2 x gross profit or 5 x net profit, The profit may need to be split where there is more than one key person and higher multiple may be justified for a rapidly expanding business

Multiple of salary - A multiple of gross salary including benefits in kind can give a useful guide to the amount needed to buy a replacement. Up to 10 x gross salary may be considered. The disadvantage of this method is that, for other than non-shareholding employees an accurate measure of a key person's worth to the business may not be related to his or her remuneration.

Loan Security - The outstanding loan will need to be covered (divided between the relevant key people as appropriate). Management buyout - as in loan security the amount at risk, should they lose the key person, must be calculated



Tax Implications

The key person

On the basis that the company is the owner and the key person is simply the life assured, then there are no benefit in kind or other taxation implications on the individual. If however, the company subsequently chooses to pay out the proceeds to the individual or their family then tax implications would arise on that event.

The company

There are two aspects to consider - paying the premiums and receiving the proceeds

Tax implication on paying the premiums
There is no specific provision in the tax legislation that guarantees corporation tax relief for the company. Instead, principles for the tax treatment were actually set out in 1944 by the Chancellor, Sir John Anderson.
This statement indicates that the proceeds will generally be taxable and the premiums tax deductible where:

The life assured is an employee

Thus no tax relief is likely on premiums where the life assured is a shareholder. Working directors (although not shareholding directors) are considered as employees. The logic behind this is that to be tax allowable , premiums must be "wholly and exclusively for the purposes of trade". Where a plan is written on the life of a shareholder, there is considered to be an element of self interest in taking out the plan ( i.e. preserving your own shareholding value) and therefore the wholly and exclusively test can be failed

The insurance is to meet a reduction in profits resulting from the loss of services of the key individual

For example, consider a company which borrows money to buy a factory.

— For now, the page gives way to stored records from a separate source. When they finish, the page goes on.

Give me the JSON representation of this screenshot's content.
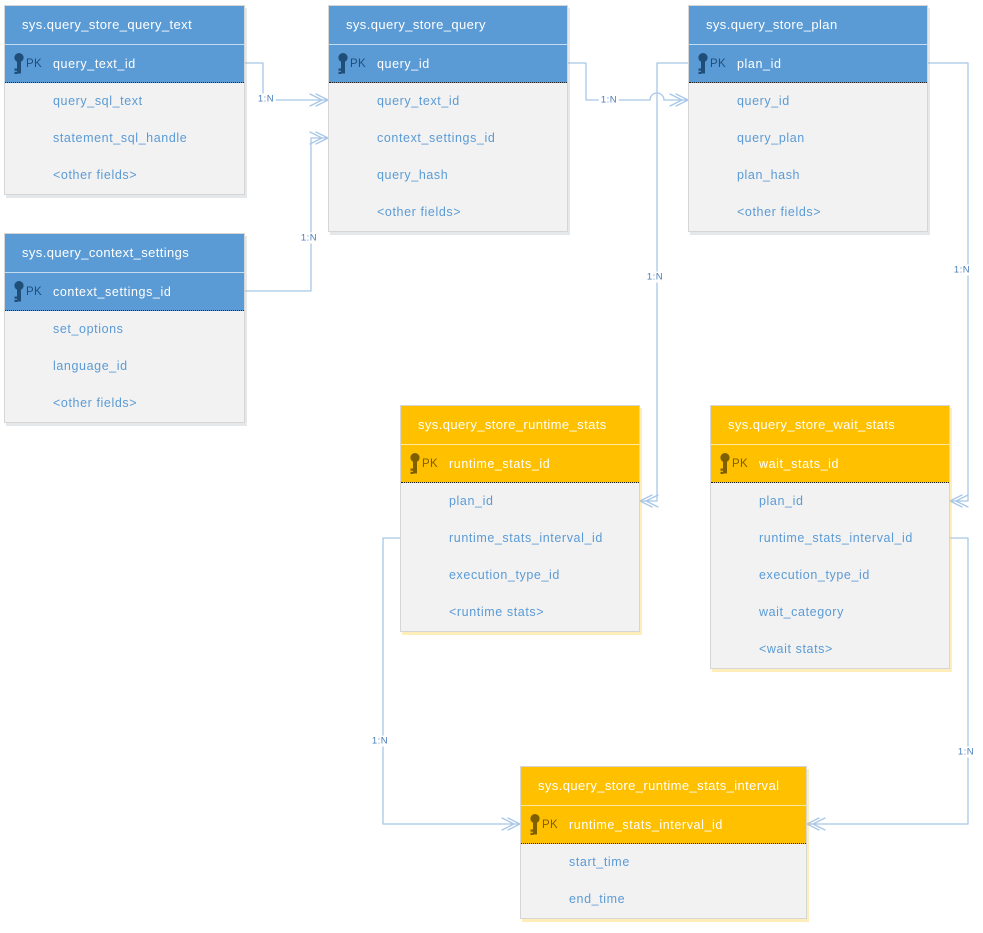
{
  "diagram": {
    "kind": "entity-relationship",
    "colors": {
      "blue_header": "#5b9bd5",
      "blue_key": "#1f4e79",
      "orange_header": "#ffc000",
      "orange_key": "#7f6000",
      "body_background": "#f2f2f2",
      "field_text": "#5b9bd5",
      "connector_line": "#a8c7e8",
      "cardinality_text": "#4a7ebb"
    }
  },
  "tables": [
    {
      "title": "sys.query_store_query_text",
      "theme": "blue",
      "pk_label": "PK",
      "pk_field": "query_text_id",
      "fields": [
        "query_sql_text",
        "statement_sql_handle",
        "<other fields>"
      ]
    },
    {
      "title": "sys.query_store_query",
      "theme": "blue",
      "pk_label": "PK",
      "pk_field": "query_id",
      "fields": [
        "query_text_id",
        "context_settings_id",
        "query_hash",
        "<other fields>"
      ]
    },
    {
      "title": "sys.query_store_plan",
      "theme": "blue",
      "pk_label": "PK",
      "pk_field": "plan_id",
      "fields": [
        "query_id",
        "query_plan",
        "plan_hash",
        "<other fields>"
      ]
    },
    {
      "title": "sys.query_context_settings",
      "theme": "blue",
      "pk_label": "PK",
      "pk_field": "context_settings_id",
      "fields": [
        "set_options",
        "language_id",
        "<other fields>"
      ]
    },
    {
      "title": "sys.query_store_runtime_stats",
      "theme": "orange",
      "pk_label": "PK",
      "pk_field": "runtime_stats_id",
      "fields": [
        "plan_id",
        "runtime_stats_interval_id",
        "execution_type_id",
        "<runtime stats>"
      ]
    },
    {
      "title": "sys.query_store_wait_stats",
      "theme": "orange",
      "pk_label": "PK",
      "pk_field": "wait_stats_id",
      "fields": [
        "plan_id",
        "runtime_stats_interval_id",
        "execution_type_id",
        "wait_category",
        "<wait stats>"
      ]
    },
    {
      "title": "sys.query_store_runtime_stats_interval",
      "theme": "orange",
      "pk_label": "PK",
      "pk_field": "runtime_stats_interval_id",
      "fields": [
        "start_time",
        "end_time"
      ]
    }
  ],
  "relationships": [
    {
      "from": "sys.query_store_query_text.query_text_id",
      "to": "sys.query_store_query.query_text_id",
      "label": "1:N"
    },
    {
      "from": "sys.query_context_settings.context_settings_id",
      "to": "sys.query_store_query.context_settings_id",
      "label": "1:N"
    },
    {
      "from": "sys.query_store_query.query_id",
      "to": "sys.query_store_plan.query_id",
      "label": "1:N"
    },
    {
      "from": "sys.query_store_plan.plan_id",
      "to": "sys.query_store_runtime_stats.plan_id",
      "label": "1:N"
    },
    {
      "from": "sys.query_store_plan.plan_id",
      "to": "sys.query_store_wait_stats.plan_id",
      "label": "1:N"
    },
    {
      "from": "sys.query_store_runtime_stats.runtime_stats_interval_id",
      "to": "sys.query_store_runtime_stats_interval.runtime_stats_interval_id",
      "label": "1:N"
    },
    {
      "from": "sys.query_store_wait_stats.runtime_stats_interval_id",
      "to": "sys.query_store_runtime_stats_interval.runtime_stats_interval_id",
      "label": "1:N"
    }
  ]
}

If the company then takes out a key person plan to repay the loan on that person's death. Then the plan would not meet this criteria. It is being taken to repay the loan and not meet loss of profits.

It is annual or short term insurance
Short term is not clearly defined but is generally considered to be plans of no more than five years



Summary

Many if not most plans will fail one or more of these tests and therefore the premiums will not be deemed to be tax deductible for the company



Receiving proceeds

If tax relief is not permitted on premiums then as a general rule of thumb the proceeds should not be treated as a trading receipt
It is important to establish this before taking out cover , since if the proceeds are to form part of the trading receipts and are liable to corporation tax, then a company could find that they have insufficient funds available after tax to meet their needs.
If proceeds are to be taxed then the initial sum assured will need to be increased to take this into account



Conclusion

It is clear that taxation treatment depends on the facts of a particular case and the practice of the local Inspector of Taxes
Accordingly, we it is recommended that when a key person plan is being proposed, the company accountants or tax advisers write to the company's inspector of taxes to gauge his view on the taxation circumstances. Whilst a binding decision on taxation will not be forthcoming, a good indication on the likely tax outcome will be gained.